Communication compression is a common technique in distributed optimization that can alleviate communication overhead by transmitting compressed gradients and model parameters. However, compression can introduce information distortion, which slows down convergence and incurs more communication rounds to achieve desired solutions. Given the trade-off between lower per-round communication costs and additional rounds of communication, it is unclear whether communication compression reduces the total communication cost. This paper explores the conditions under which unbiased compression, a widely used form of compression, can reduce the total communication cost, as well as the extent to which it can do so. To this end, we present the first theoretical formulation for characterizing the total communication cost in distributed optimization with communication compression. We demonstrate that unbiased compression alone does not necessarily save the total communication cost, but this outcome can be achieved if the compressors used by all workers are further assumed independent. We establish lower bounds on the communication rounds required by algorithms using independent unbiased compressors to minimize smooth convex functions, and show that these lower bounds are tight by refining the analysis for ADIANA. Our results reveal that using independent unbiased compression can reduce the total communication cost by a factor of up to $\Theta(\sqrt{\min\{n, \kappa\}})$, where $n$ is the number of workers and $\kappa$ is the condition number of the functions being minimized. These theoretical findings are supported by experimental results.

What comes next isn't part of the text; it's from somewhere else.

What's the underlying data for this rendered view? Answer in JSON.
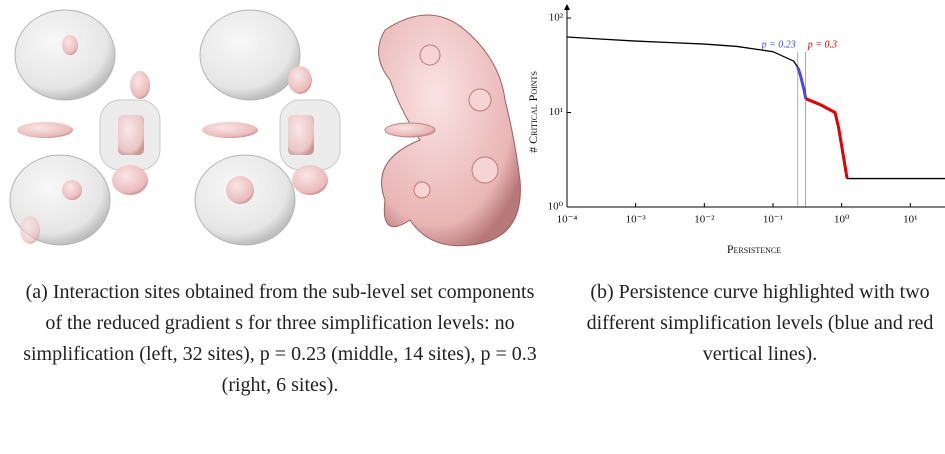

翻译：通信压缩是分布式优化中常用的一种技术，通过传输压缩后的梯度和模型参数来降低通信开销。然而，压缩会引入信息失真，从而减缓收敛速度，并需要更多通信轮次才能达到期望解。考虑到每轮通信成本降低与额外通信轮次之间的权衡，通信压缩是否能够减少总通信成本尚不明确。本文探讨了无偏压缩（一种广泛使用的压缩形式）在何种条件下能够降低总通信成本，以及其降低的程度。为此，我们首次提出了一种理论框架，用于刻画带有通信压缩的分布式优化中的总通信成本。我们证明，单独使用无偏压缩并不一定能节省总通信成本，但如果所有工作者使用的压缩器进一步被假设为独立，则可以实现这一目标。我们建立了使用独立无偏压缩器的算法最小化光滑凸函数所需通信轮次的下界，并通过改进ADIANA的分析表明这些下界是紧的。我们的结果表明，使用独立无偏压缩可以将总通信成本降低最多$\Theta(\sqrt{\min\{n, \kappa\}})$倍，其中$n$是工作者数量，$\kappa$是被最小化函数的条件数。这些理论发现得到了实验结果的支撑。